Les contraintes auxquelles se heurte l'évolution d'une carte scolaire qui est le fruit d'une longue histoire peuvent être illustrées à travers les exemples des « réseaux pédagogiques intercommunaux » et des établissements professionnels.

La mise en réseau des écoles repose a priori sur des arguments aussi bien pédagogiques (rompre l'isolement des enseignants et offrir davantage de moyens aux élèves) que budgétaires (le « surcoût » en emplois d'enseignants des écoles rurales peut être estimé à 6.000 si l'on alignait leur taux d'encadrement sur celui des écoles urbaines). En conséquence, le ministère encourage cette politique et 271 « réseaux pédagogiques intercommunaux » (RPI) ont été dénombrés en 2003.

Cependant, alors que la mise en réseau constitue a priori un outil de rationalisation de la carte scolaire, le rapport conjoint de l'IGEN et de l'IGAENR réalisé en 2003 sur l'évolution du réseau des écoles primaires porte un regard très critique sur la mise en oeuvre de ce dispositif, en observant : « les réseaux, quel que soit le mode d'organisation choisi, n'ont jamais été conçus dans une logique de gestionnaire d'économie de moyens » et « l'organisation de l'école en réseau a un coût...Les réseaux coûtent en termes de transport scolaire. Ils coûtent en termes d'équipement informatique, en crédits pédagogiques de soutien divers, en crédits liés à des actions de formation continue spécifique. Ils coûtent également en moyens humains », du fait de recrutement de coordonnateurs de réseau. En outre, la constitution des réseaux « a généralement eu pour contrepartie le renoncement par l'inspecteur d'académie aux suppressions d'emplois et aux fermetures de classe. Les écoles en réseau bénéficient donc de conditions particulièrement favorables d'encadrement (...) parfois ...plus favorables que les écoles de zone prioritaire ». En conclusion, l'IGAENR et l'IGEN mettent en garde contre le risque de rigidifier la carte scolaire « si l'extension éventuelle des réseaux d'écoles devait se faire avec le seul souci de maintenir l'existant ».

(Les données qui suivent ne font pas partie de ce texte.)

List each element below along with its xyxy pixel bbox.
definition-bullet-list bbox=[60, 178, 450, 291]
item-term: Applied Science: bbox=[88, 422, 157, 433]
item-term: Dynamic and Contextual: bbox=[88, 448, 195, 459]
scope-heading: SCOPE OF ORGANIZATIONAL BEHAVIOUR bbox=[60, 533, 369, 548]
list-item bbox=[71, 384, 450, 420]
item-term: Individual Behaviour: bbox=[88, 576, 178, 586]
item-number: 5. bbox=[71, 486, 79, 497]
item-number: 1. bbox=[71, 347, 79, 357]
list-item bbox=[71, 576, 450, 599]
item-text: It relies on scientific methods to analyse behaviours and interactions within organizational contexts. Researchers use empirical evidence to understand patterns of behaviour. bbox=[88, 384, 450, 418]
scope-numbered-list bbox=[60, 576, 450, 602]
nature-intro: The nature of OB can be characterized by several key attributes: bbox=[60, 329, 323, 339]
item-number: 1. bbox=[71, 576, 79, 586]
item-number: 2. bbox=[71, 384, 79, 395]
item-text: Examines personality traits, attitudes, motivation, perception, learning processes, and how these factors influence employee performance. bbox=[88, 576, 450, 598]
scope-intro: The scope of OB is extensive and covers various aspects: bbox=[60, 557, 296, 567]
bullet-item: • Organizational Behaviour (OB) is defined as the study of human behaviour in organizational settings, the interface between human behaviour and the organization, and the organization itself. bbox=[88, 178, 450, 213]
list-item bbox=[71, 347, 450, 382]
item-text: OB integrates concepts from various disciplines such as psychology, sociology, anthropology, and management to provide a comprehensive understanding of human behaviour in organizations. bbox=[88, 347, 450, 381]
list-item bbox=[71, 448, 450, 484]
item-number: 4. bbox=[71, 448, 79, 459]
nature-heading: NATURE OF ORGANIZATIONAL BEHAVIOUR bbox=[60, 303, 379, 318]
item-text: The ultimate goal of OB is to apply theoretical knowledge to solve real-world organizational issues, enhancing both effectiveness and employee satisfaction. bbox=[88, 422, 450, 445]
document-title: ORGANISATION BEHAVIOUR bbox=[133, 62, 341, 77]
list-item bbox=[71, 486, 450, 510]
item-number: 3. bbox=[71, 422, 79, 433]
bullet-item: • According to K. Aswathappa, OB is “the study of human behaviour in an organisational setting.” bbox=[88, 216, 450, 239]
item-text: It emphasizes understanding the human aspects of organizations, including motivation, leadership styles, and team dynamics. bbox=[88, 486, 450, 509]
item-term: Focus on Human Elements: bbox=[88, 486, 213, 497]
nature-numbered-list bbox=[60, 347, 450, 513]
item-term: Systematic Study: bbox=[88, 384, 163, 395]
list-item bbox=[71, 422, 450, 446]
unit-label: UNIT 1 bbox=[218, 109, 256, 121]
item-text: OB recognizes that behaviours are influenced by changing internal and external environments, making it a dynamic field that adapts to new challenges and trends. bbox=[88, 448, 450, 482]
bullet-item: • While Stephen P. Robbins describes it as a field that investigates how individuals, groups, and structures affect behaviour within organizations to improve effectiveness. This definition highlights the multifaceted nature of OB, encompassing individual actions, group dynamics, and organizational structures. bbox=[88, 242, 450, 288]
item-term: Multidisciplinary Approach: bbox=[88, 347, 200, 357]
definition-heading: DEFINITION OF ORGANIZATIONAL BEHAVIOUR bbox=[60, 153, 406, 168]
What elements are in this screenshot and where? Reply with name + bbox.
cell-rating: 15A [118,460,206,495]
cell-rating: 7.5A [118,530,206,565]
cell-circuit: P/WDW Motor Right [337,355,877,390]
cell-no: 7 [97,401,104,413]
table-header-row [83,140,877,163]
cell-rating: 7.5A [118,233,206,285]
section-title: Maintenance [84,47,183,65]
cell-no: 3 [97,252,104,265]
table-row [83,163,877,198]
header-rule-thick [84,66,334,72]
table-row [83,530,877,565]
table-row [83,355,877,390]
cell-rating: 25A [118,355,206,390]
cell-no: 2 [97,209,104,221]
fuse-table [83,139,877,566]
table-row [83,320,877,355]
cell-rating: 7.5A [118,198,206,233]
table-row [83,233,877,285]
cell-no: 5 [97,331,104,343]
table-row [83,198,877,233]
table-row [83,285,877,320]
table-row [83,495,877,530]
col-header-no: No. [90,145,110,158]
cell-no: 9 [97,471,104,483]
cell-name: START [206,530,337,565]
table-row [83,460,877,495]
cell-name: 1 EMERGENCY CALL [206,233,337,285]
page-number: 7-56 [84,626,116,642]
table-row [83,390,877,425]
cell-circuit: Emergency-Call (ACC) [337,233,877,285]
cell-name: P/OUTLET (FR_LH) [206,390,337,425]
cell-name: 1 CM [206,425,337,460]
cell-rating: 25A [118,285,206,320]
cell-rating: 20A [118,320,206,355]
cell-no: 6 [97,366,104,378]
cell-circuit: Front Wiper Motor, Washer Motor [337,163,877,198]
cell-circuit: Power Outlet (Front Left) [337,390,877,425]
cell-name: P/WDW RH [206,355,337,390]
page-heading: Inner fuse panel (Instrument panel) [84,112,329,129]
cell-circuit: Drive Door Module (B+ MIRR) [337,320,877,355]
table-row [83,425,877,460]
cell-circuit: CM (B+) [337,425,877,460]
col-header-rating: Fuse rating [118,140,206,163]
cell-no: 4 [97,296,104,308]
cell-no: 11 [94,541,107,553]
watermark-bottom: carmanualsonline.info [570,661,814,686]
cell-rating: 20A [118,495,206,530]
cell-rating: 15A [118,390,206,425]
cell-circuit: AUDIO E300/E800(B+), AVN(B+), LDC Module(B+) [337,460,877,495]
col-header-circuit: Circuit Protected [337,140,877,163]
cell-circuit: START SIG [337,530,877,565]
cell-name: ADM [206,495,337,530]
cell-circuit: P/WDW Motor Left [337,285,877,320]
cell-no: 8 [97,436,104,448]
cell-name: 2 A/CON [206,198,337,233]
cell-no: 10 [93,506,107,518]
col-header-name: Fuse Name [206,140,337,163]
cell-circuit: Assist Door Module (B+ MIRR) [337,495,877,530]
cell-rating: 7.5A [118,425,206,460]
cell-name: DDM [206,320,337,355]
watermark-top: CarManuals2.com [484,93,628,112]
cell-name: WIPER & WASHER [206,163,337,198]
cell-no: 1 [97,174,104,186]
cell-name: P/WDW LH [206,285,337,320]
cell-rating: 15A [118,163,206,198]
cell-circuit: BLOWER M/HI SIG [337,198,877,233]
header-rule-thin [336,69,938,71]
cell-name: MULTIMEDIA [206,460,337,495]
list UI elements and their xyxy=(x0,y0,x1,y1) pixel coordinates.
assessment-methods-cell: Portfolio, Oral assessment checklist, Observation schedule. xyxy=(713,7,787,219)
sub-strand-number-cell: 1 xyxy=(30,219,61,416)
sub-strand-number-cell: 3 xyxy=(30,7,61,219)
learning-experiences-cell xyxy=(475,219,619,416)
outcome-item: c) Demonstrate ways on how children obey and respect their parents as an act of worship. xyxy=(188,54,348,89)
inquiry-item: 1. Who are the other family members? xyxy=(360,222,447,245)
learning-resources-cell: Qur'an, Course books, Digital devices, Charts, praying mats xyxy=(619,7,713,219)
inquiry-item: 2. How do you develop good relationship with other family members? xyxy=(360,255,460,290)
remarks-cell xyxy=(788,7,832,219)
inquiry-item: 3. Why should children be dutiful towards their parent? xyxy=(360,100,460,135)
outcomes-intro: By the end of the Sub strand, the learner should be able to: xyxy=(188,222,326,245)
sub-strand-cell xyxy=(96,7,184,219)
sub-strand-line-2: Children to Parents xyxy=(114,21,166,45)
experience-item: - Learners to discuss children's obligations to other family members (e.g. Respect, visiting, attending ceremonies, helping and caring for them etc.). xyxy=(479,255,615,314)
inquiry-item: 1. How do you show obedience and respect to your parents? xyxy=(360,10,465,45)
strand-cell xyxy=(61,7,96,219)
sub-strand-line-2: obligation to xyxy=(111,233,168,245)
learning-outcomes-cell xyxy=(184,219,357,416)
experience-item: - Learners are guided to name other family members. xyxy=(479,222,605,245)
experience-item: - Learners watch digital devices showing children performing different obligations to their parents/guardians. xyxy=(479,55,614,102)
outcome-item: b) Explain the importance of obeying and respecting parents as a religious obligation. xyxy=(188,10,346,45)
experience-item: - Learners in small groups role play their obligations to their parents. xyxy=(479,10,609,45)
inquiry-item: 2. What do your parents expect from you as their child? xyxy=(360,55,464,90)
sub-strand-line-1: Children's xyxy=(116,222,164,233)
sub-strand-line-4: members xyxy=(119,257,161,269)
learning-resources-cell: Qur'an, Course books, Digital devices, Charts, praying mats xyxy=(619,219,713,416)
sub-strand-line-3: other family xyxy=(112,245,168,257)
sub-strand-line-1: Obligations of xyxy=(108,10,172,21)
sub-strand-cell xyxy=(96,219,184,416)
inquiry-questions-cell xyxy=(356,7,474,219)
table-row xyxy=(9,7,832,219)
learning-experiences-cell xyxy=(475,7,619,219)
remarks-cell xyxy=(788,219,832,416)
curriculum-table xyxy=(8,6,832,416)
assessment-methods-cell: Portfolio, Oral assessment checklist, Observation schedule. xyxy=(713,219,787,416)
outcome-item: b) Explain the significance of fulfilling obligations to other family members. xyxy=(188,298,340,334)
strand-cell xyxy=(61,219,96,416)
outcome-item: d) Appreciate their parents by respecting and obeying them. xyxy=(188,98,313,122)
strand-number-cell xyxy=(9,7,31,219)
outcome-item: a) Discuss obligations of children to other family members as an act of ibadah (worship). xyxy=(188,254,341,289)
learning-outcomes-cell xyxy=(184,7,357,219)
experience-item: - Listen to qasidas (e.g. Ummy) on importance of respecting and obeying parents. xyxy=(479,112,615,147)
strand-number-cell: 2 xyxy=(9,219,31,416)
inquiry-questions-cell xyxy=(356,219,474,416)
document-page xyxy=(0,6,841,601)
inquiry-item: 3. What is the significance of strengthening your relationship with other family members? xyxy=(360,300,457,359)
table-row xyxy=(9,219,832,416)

Cela étant, il convient de remettre en perspective les conclusions des inspections générales. En effet, les surcoûts des réseaux d'école en termes de transports scolaires et d'équipement informatique sont financés par les collectivités territoriales concernées (communes et départements) et non pas par le budget de l'Etat. En outre, comme le reconnaît d'ailleurs le ministère en réponse aux questions de votre commission des finances, ces surcoûts sont sans doute le prix à payer pour obtenir l'adhésion des communes et des parents d'élèves à des évolutions qui peuvent sembler en rupture par rapport à notre tradition séculaire d'école communale républicaine.

La difficulté de faire évoluer la carte scolaire dans un contexte de partenariats renforcés se retrouve au niveau de l'enseignement professionnel.

Le rapport de l'IGEN de janvier 2002 relatif à l'orientation vers le lycée professionnel estimait ainsi que : « dans les zones rurales et dans les zones industrielles sinistrées, l'existence de certains lycées professionnels est due prioritairement à une volonté de maintien d'activité, malgré des effectifs de plus en plus faibles, des équipes pédagogiques « sur la défensive », des équipements anciens ou incomplets, une absence d'environnement économique pertinent par rapport aux spécialités enseignées dans l'établissement. De telles conditions sont difficilement compatibles avec les exigences qualitatives d'une formation professionnelle durable qualifiante. En deçà d'un seuil minimum, la qualité de la formation devient mauvaise ». Il peut donc exister selon l'IGEN une contradiction entre la demande sociale en faveur du maintien d'établissements à proximité des usagers (et donc un tissu scolaire dense) et la masse critique nécessaire pour assurer une formation de qualité.

Là encore, ces observations ne sont pas sans pertinence, mais elles font largement abstraction de ce que la carte des lycées professionnels est également le fruit d'une histoire (l'éducation nationale ayant souvent progressivement pris à sa charge des centres de formations créés par les entreprises pour répondre aux besoins spécifiques d'un bassin d'emploi), comme de la nécessité pour les régions de conduire des politiques volontaristes de promotion de qualifications et de maintien du service public de l'éducation nationale dans des zones en difficulté, sous peine d'accroître les inégalités territoriales.